The king spoke as word began to reach this Dead Sea resort, where a regional conference just ended, that the leader of the Iraqi Governing Council had been killed by a suicide bomber in Baghdad.
The killing focused attention on who might take power after June 30 and raised questions about the security of any Iraqi leader seen as backed by the Americans.
"I would say that the profile would be somebody from inside, somebody who's very strong, has some sort of popular feeling," King Abdullah said, apparently registering disapproval of the former Iraqi exiles at the core of the current leadership.
"I would probably imagine - again, this is off the top of my head - somebody with a military background who has experience of being a tough guy who could hold Iraq together for the next year," he said.

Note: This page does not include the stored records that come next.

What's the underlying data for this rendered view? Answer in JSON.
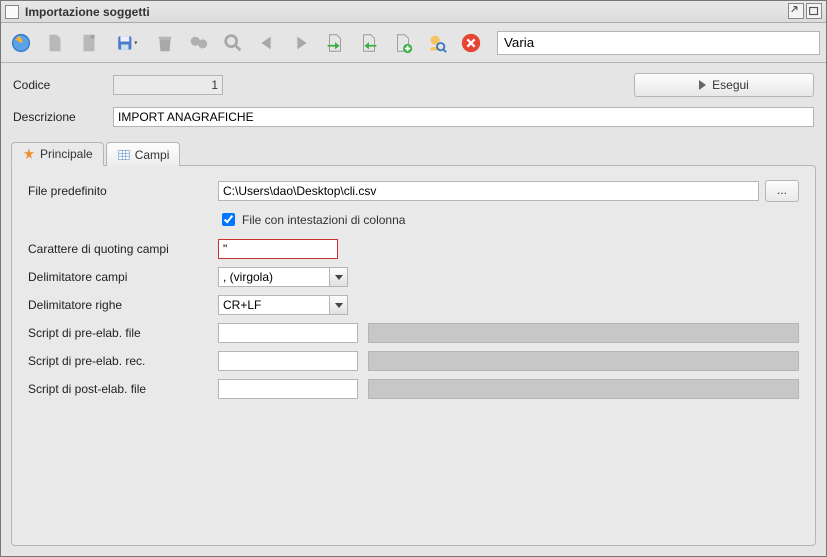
{
  "window": {
    "title": "Importazione soggetti"
  },
  "toolbar": {
    "search_value": "Varia"
  },
  "form": {
    "codice_label": "Codice",
    "codice_value": "1",
    "esegui_label": "Esegui",
    "descrizione_label": "Descrizione",
    "descrizione_value": "IMPORT ANAGRAFICHE"
  },
  "tabs": {
    "principale": "Principale",
    "campi": "Campi"
  },
  "principale": {
    "file_predefinito_label": "File predefinito",
    "file_predefinito_value": "C:\\Users\\dao\\Desktop\\cli.csv",
    "browse_label": "...",
    "checkbox_label": "File con intestazioni di colonna",
    "checkbox_checked": true,
    "carattere_label": "Carattere di quoting campi",
    "carattere_value": "\"",
    "delimitatore_campi_label": "Delimitatore campi",
    "delimitatore_campi_value": ", (virgola)",
    "delimitatore_righe_label": "Delimitatore righe",
    "delimitatore_righe_value": "CR+LF",
    "script_pre_file_label": "Script di pre-elab. file",
    "script_pre_file_value": "",
    "script_pre_rec_label": "Script di pre-elab. rec.",
    "script_pre_rec_value": "",
    "script_post_file_label": "Script di post-elab. file",
    "script_post_file_value": ""
  }
}
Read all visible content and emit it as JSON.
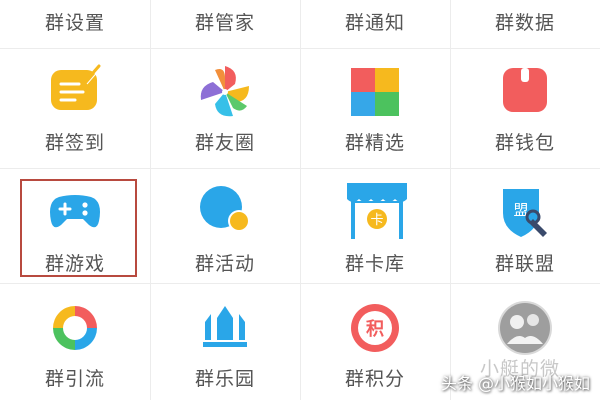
{
  "items": [
    {
      "label": "群设置",
      "icon": "settings-icon"
    },
    {
      "label": "群管家",
      "icon": "butler-icon"
    },
    {
      "label": "群通知",
      "icon": "notification-icon"
    },
    {
      "label": "群数据",
      "icon": "data-icon"
    },
    {
      "label": "群签到",
      "icon": "checkin-note-icon"
    },
    {
      "label": "群友圈",
      "icon": "pinwheel-icon"
    },
    {
      "label": "群精选",
      "icon": "color-squares-icon"
    },
    {
      "label": "群钱包",
      "icon": "wallet-icon"
    },
    {
      "label": "群游戏",
      "icon": "gamepad-icon"
    },
    {
      "label": "群活动",
      "icon": "activity-circle-icon"
    },
    {
      "label": "群卡库",
      "icon": "card-store-icon"
    },
    {
      "label": "群联盟",
      "icon": "alliance-shield-icon"
    },
    {
      "label": "群引流",
      "icon": "ring-icon"
    },
    {
      "label": "群乐园",
      "icon": "park-icon"
    },
    {
      "label": "群积分",
      "icon": "points-icon"
    }
  ],
  "badges": {
    "wallet": "",
    "card_coin": "卡",
    "alliance": "盟",
    "points": "积"
  },
  "faded_label": "小艇的微",
  "watermark": "头条 @小猴如小猴如"
}
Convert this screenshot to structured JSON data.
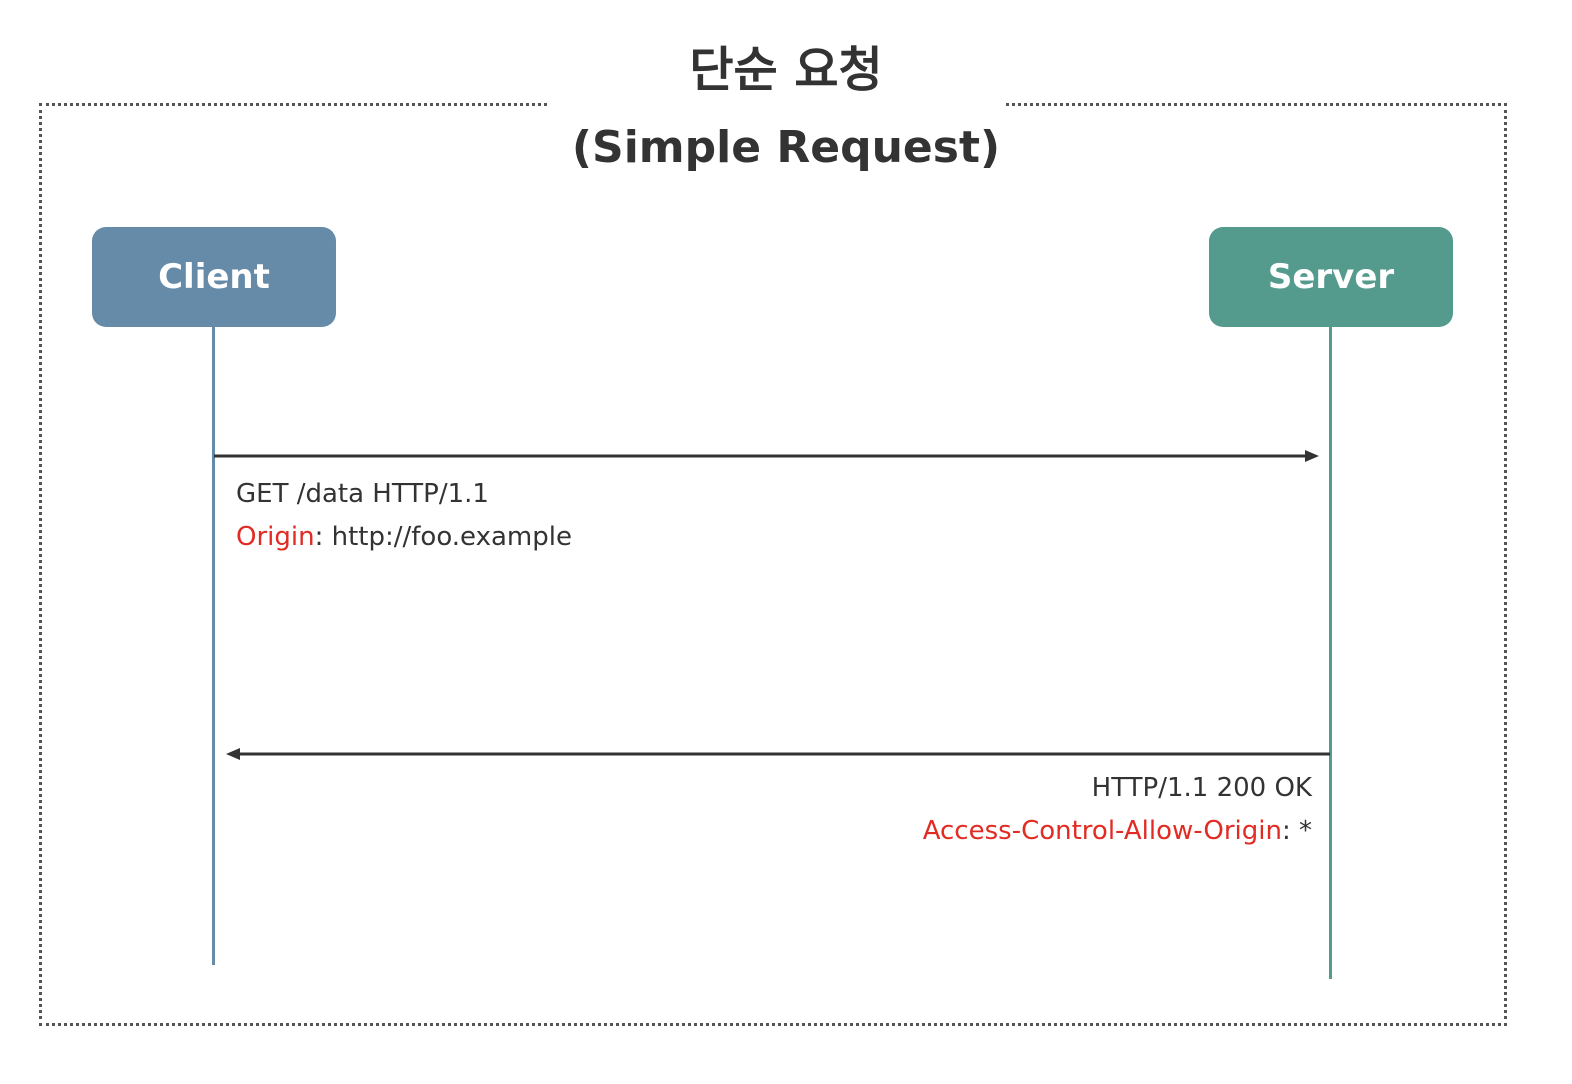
{
  "title": {
    "korean": "단순 요청",
    "english": "(Simple Request)"
  },
  "actors": {
    "client": {
      "label": "Client",
      "color": "#658ba9",
      "lifeline_color": "#658ba9"
    },
    "server": {
      "label": "Server",
      "color": "#549b8d",
      "lifeline_color": "#549b8d"
    }
  },
  "messages": {
    "request": {
      "line1": "GET  /data HTTP/1.1",
      "header_name": "Origin",
      "separator": ": ",
      "header_value": "http://foo.example"
    },
    "response": {
      "line1": "HTTP/1.1 200 OK",
      "header_name": "Access-Control-Allow-Origin",
      "separator": ": ",
      "header_value": "*"
    }
  },
  "colors": {
    "highlight": "#e12b23",
    "text": "#333333",
    "arrow": "#333333",
    "frame": "#555555"
  }
}
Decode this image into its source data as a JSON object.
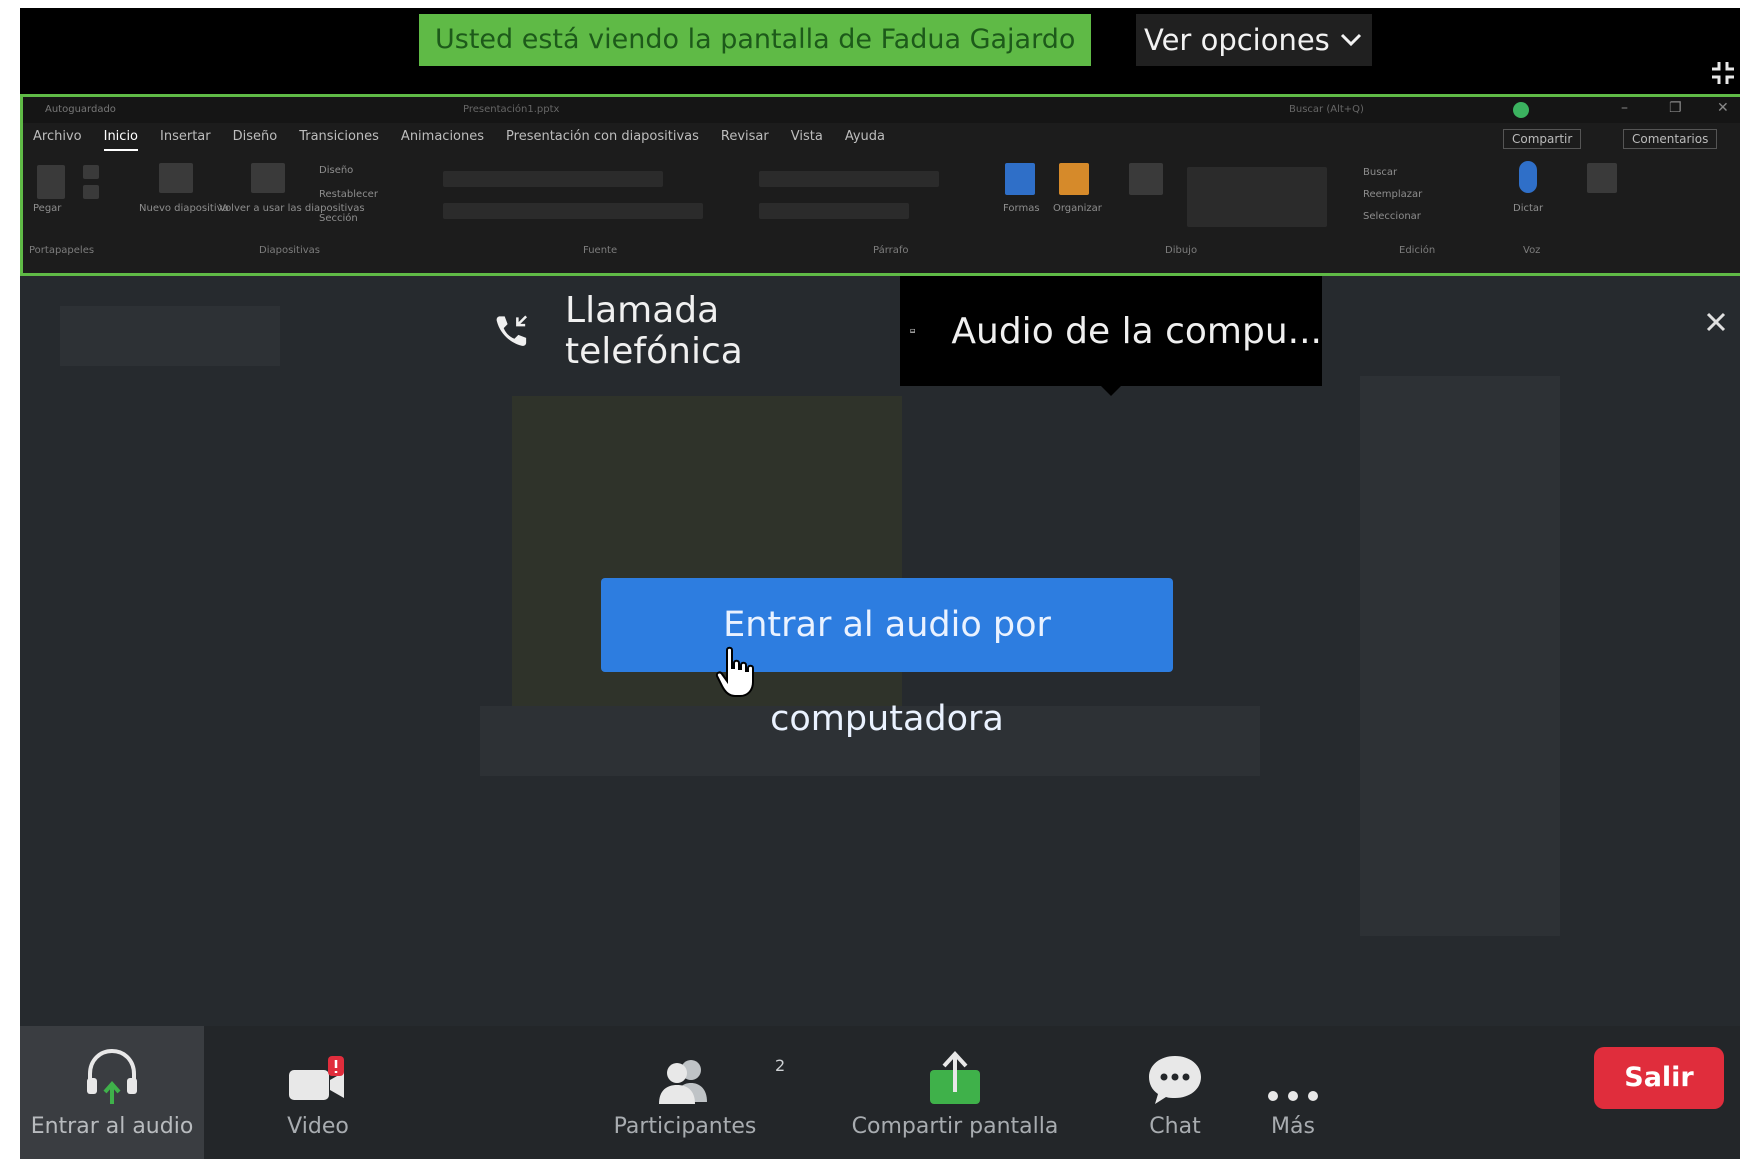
{
  "banner": {
    "sharing_text": "Usted está viendo la pantalla de Fadua Gajardo",
    "view_options_label": "Ver opciones"
  },
  "shared_screen": {
    "titlebar_left": "Autoguardado",
    "titlebar_file": "Presentación1.pptx",
    "titlebar_search": "Buscar (Alt+Q)",
    "ribbon_tabs": [
      "Archivo",
      "Inicio",
      "Insertar",
      "Diseño",
      "Transiciones",
      "Animaciones",
      "Presentación con diapositivas",
      "Revisar",
      "Vista",
      "Ayuda"
    ],
    "active_tab": "Inicio",
    "share_label": "Compartir",
    "comments_label": "Comentarios",
    "ribbon_items": {
      "paste": "Pegar",
      "new_slide": "Nuevo diapositiva",
      "reuse_slides": "Volver a usar las diapositivas",
      "layout": "Diseño",
      "reset": "Restablecer",
      "section": "Sección",
      "shapes": "Formas",
      "arrange": "Organizar",
      "search": "Buscar",
      "replace": "Reemplazar",
      "select": "Seleccionar",
      "dictate": "Dictar"
    },
    "group_labels": [
      "Portapapeles",
      "Diapositivas",
      "Fuente",
      "Párrafo",
      "Dibujo",
      "Edición",
      "Voz"
    ]
  },
  "audio_dialog": {
    "phone_tab_label": "Llamada telefónica",
    "computer_tab_label": "Audio de la compu...",
    "join_button_label": "Entrar al audio por computadora"
  },
  "toolbar": {
    "audio_label": "Entrar al audio",
    "video_label": "Video",
    "participants_label": "Participantes",
    "participants_count": "2",
    "share_label": "Compartir pantalla",
    "chat_label": "Chat",
    "more_label": "Más",
    "exit_label": "Salir"
  },
  "colors": {
    "banner_green": "#5fba46",
    "join_blue": "#2d7de0",
    "exit_red": "#e02d3c",
    "share_green": "#3fb14a"
  }
}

Iraq's military elite, disbanded after the American invasion last year, was made up of Hussein loyalists. But Abdullah indicated that some older officers might not be tainted in the same way as those on America's wanted list.
"There were a lot of heroes; there are strong community leaders who are products of the Iraq-Iran war" of the 1980's, he said. "They are national heroes that do appeal to the Iraqi street."
The king's remarks broke from the traditional protocol that leaders do not comment on their neighbor's succession, and they seem to run counter to American insistence on ridding Iraqi public life of the former elite.
There seems to be an increase in the chatter from the Sunni dictators of the region to impose same on Iraq, lest a relatively liberal Shi'ite democracy set a "bad example." Posted by Orrin Judd at May 18, 2004 7:04 PM
These three Kings said one to another,
"King unto King o'er the world is brother..."
--G.K.Chesterton
Even Kerry thinks it is a good idea.
Posted by: Robert Schwartz at May 18, 2004 10:06 PMAs if Arafat is really going to choose to undergo any profound self-examination.
Especially not with the Palestinian revolution going so well these days, witness the current three ring circus on Turtle Bay.
And no, he's not going to step down because of some tin-pot king from a contrived kingdom tells him to.